Она говорила с такой готовностью, что почти наскакивала на слова ФЕИ («пойдетконечно»). Он наконец; вздохнул освобожденно, встал во весь крупный рост, распрямился, достал со шкафа зеленую папку с завязочками.
— Вот. Вручаю, дочка. Разбирайся, а потом поговорим. Пойдет?
— Конечно. (И опять наскочила на его вопрос, на вопросительный, что ли, знак, кончиком сапожка.)
Тут и мы улыбнулись. И сразу хорошо заотносились к Асе.
Мне очень хотелось спросить ее — в самом ли деле она сразу принимает людей, видит их с хорошей стороны или выработала эту открытую интонацию? Потому что я-то чаще всего поначалу гляжу на человека дурным глазом: этот заносчив, этот прикидывается дурачком, тот или та — смеется неестественно, для виду… Впрочем, речь не обо мне. Потом, когда мы подружились, она рассказывала, что очень в тот раз волновалась и что ФЕЯ показался ей хамоватым.
— А я не могу, знаете, не могу с хамами, я сразу ухожу.
— Куда же ты уходишь?
— Совсем ухожу. Чтоб не сталкиваться.
— Всегда?
— Ага.
— И ты еще среди живущих! — патетически воскликнула я. — Везло же тебе!
Позже я убедилась, что Ася, как почти все люди, создала себе легенду относительно себя же самой.
— Не смейтесь! — с обычной готовностью отозвалась Ася. — Мне и правда везло на людей. Уж и не знаю почему. Я, наверное, удачливая.

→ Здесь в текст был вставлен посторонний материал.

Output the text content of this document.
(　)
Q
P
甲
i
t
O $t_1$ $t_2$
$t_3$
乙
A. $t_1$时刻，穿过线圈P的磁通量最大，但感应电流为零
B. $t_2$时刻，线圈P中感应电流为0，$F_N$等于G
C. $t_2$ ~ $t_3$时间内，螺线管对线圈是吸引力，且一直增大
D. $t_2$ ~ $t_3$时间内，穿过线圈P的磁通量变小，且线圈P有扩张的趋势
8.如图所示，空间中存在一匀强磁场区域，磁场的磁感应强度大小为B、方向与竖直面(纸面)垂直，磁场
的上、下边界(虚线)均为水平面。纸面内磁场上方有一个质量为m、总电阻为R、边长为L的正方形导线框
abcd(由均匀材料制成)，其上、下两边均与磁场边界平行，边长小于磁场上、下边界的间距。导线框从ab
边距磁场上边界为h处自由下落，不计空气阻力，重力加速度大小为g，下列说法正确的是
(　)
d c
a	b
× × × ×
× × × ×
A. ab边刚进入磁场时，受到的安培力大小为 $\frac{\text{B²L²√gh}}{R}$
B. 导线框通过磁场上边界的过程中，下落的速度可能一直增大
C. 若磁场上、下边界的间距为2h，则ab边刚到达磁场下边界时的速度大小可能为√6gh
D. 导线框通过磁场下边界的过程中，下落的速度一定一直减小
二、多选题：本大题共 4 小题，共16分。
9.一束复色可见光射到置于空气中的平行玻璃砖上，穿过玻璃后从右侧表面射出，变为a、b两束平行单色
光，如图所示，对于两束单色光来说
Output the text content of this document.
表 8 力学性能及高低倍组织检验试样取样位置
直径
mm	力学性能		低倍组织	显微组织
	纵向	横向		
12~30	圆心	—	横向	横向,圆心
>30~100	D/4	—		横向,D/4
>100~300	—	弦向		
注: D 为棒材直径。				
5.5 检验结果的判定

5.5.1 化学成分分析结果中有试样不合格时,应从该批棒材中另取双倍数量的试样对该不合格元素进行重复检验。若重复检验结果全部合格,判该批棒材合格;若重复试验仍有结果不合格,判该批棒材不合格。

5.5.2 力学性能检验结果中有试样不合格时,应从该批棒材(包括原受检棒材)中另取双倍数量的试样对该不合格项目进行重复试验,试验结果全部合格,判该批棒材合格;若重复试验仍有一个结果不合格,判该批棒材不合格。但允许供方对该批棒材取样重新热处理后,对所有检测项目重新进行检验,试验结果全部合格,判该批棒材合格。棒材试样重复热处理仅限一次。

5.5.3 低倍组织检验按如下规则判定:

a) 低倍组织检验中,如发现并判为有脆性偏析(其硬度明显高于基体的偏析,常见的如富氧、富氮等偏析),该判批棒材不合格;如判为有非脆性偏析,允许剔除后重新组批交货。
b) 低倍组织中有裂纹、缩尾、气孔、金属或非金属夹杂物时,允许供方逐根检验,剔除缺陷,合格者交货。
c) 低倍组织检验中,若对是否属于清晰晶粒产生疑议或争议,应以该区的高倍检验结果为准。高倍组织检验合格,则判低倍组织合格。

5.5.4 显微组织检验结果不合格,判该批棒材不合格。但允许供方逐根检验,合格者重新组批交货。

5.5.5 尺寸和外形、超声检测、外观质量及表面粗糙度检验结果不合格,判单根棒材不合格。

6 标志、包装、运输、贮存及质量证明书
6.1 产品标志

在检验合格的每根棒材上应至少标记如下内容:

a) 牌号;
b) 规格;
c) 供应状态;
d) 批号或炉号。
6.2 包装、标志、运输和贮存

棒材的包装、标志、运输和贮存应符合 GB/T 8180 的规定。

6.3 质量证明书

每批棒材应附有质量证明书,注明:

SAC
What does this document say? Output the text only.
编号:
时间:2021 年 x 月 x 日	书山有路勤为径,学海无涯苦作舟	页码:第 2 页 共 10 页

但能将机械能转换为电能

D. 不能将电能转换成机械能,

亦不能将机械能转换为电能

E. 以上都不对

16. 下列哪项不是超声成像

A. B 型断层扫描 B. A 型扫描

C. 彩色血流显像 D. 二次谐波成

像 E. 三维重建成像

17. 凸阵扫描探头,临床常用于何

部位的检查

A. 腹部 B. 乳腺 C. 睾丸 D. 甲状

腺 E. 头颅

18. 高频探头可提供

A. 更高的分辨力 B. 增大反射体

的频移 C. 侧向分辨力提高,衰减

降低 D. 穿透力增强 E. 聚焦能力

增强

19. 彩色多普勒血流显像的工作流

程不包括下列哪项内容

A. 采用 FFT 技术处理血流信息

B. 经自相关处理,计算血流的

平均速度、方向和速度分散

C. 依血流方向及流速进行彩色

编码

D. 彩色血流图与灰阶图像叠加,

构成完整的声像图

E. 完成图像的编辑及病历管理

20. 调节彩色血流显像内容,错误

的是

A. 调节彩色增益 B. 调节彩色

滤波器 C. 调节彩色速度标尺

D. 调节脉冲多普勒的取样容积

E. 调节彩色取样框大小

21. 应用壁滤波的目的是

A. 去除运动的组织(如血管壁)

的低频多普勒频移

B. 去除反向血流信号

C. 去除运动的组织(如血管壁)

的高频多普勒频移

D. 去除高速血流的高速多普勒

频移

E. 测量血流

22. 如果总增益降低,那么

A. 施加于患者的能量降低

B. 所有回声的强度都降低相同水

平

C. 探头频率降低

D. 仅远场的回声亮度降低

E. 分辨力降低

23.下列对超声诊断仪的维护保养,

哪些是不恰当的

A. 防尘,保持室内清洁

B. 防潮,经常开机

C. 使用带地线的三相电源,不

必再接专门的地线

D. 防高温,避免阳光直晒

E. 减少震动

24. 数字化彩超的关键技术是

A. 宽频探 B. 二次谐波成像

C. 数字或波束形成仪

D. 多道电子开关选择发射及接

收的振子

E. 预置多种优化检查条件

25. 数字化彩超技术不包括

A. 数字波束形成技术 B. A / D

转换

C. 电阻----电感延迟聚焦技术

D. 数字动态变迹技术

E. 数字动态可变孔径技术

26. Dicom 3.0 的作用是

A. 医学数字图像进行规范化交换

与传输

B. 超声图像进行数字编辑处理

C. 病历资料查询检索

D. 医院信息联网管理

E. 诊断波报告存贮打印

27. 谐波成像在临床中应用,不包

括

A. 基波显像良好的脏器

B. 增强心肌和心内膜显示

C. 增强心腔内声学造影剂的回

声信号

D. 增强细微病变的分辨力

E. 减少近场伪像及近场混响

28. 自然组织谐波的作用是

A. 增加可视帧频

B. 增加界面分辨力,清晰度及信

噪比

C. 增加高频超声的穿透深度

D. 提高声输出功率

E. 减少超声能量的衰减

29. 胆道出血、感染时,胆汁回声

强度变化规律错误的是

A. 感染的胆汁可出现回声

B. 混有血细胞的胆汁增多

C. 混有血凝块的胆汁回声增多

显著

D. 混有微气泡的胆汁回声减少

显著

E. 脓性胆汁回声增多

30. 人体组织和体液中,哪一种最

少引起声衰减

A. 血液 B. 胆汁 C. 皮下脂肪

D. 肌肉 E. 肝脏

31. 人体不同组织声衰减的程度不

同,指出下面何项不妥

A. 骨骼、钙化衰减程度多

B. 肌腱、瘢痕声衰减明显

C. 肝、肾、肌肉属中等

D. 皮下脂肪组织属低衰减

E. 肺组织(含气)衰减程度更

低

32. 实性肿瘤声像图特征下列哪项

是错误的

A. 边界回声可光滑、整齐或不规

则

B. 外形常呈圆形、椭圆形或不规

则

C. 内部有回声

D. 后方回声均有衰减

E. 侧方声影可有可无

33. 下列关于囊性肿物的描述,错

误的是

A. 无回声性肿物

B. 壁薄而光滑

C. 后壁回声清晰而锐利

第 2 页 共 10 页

Что верно, то верно. Ася удачлива. Если она опаздывает в театр, спектакль в этот вечер непременно задерживается на те самые несколько минут; купит наушники для мужнина транзистора, окажется, что это единственный действующий экземпляр из всей партии; я уж не говорю о ее непосредственной работе. Там, в больнице, ей случалось выхаживать самых тяжелых больных. Ну, тут, конечно, не в одной удачливости дело. Она еще очень обязательная, Ася. Одна из выхоженных ею и по сей день таскается за ней и, как мне кажется, изрядно ей надоела. Я эту Татьяну Всеволодовну, правда, не видела, но слышу о ней при каждой встрече с Асей.
— Обрыдла тебе твоя Татьяна, а? Сознайся!
— Ну что вы! — Ася даже озирается испуганно. — Таня несчастная женщина. Да ей слова сказать не с кем.
— Приезжая?
— Нет, но как-то не сложились отношения.
— Тебя это не настораживает?
— Таня очень хороший человек, — горячо уверяет Ася. — Она лежала у меня почти безнадежная, — тяжелая операция, послеоперационная пневмония, всякие осложнения, да еще малокровие, фурункулы пошли… А она — знаете что? Асенька, говорит, бог с ними, с уколами, расскажите мне сказочку. Чтобы как в детстве.
— Чтоб ты не отходила, стало быть.
(Не знаю что, но что-то меня раздражает в этой дружбе и делает несправедливой.)
— …И такое лицо беспомощное, будто и в самом деле ребенок.
— Рассказала?
— С продолжением рассказывала. Это ночью было. Больных много. Вот я всех обойду, все сделаю и — к ней. Еще обойду — и снова к ней.
— Молодец.
— А что тут такого? Мне же все равно не спать.
— Да не ты, она молодец. Такую сестру всю ночь возле себя держать. Не пропадет твоя Татьяна!
— За что вы ее не любите?
— Я люблю. Даже очень.
(Я ей чего-то не могу простить, этой Татьяне. Будто, дурача Асю, она обводит вокруг пальца и меня.)
Мы сидим с Асей в нашем полуподвальном после заседания. Старички рассосались незаметно. Вадим Клавдиевич убежал до окончания (он чрезвычайно бегуч вообще), а мы вот взялись разбирать бумаги — раз уж пришли! — и немного болтаем.
— Тане очень нравится мой Слава, — говорит Ася, и улыбка серповидным месяцем освещает ее лицо.
— Чего ты удивляешься? Разве он никому не может понравиться?
— Ей редко кто. А тут даже и без меня как-то забежала.
— Рад был ее визиту?
Ася пожимает плечами:
— Нет, знаете. Он говорит — «в ней тяжесть». А я не чувствую. Впрочем, — вы замечали? — мужья редко принимают наши дружбы. — И густо краснеет от своей бестактности: у меня-то мужа нет, как мне замечать.